Tier 3: Local Verification Against Published Artifacts
Most users can simply clone the Flashbots mkosi images repository, run the build script, and verify that the resulting image matches our published version. This is because multiple independent parties are separately verifying the images we publish.
This baseline approach already exceeds industry standards. Many of the biggest technology companies routinely deploy the exact same Debian packages in critical infrastructure without the additional verification layers we provide. This trust is well-founded given Debian’s rigorous package maintenance processes and security track record.
Understanding the Threat Model
The full verification script protects against a very specific and highly complex attack scenario. For malicious binaries that don’t match the audited source code to make it into our images, an adversary would need to execute an extraordinarily sophisticated attack:
First, they would need to compromise the Debian build infrastructure, either through insider access or by breaching the build servers themselves. This alone would be challenging given Debian’s security practices and the scrutiny their infrastructure receives.
Next, they would need to separately infiltrate the Debian reproducibility team and compromise their entirely separate pool of build servers. This is necessary because the reproducibility CI would otherwise detect and flag the discrepancy between the source code and the backdoored binary.
Then, when Flashbots inevitably noticed the discrepancy between the official package and the version produced by our full verification script, the attackers would need to have also compromised our team to prevent us from raising the alarm.
All of this would need to happen while avoiding detection by the countless companies that carefully monitor this exact chain of trust for their own critical infrastructure. These organizations have security teams watching for precisely these types of supply chain attacks.
Finally, this entire house of cards would collapse the moment any independent party decided to run the full verification script themselves and compare results. The public nature of all the components involved makes secret collusion at this scale virtually impossible to maintain.
Broader Context
While we provide these verification tools for those who want them, it’s important to recognize that the Debian ecosystem’s commitment to reproducibility, combined with the transparency of our build process, creates multiple layers of protection against supply chain attacks.

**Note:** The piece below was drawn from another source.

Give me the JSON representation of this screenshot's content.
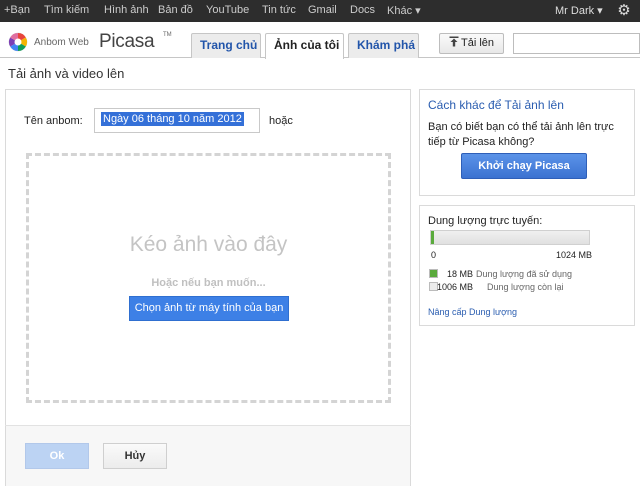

The verification scripts serve as both practical tools and demonstrations of the security properties our system provides. They make explicit the trust relationships that many organizations implicitly rely upon, while providing mechanisms to verify those relationships for those who require additional assurance.
Conclusion
Our multi-tiered approach to image reproducibility provides flexibility without compromising security. By building on Debian’s reproducibility infrastructure and adding our own verification layers, we’ve created a system that can meet diverse trust requirements while remaining practical for day-to-day use.
The tools and scripts described here are available in our public repositories, and we encourage users to explore them and understand the security properties they provide. As the ecosystem of reproducible builds continues to mature, we remain committed to leveraging these advances to provide the most trustworthy images possible for our users.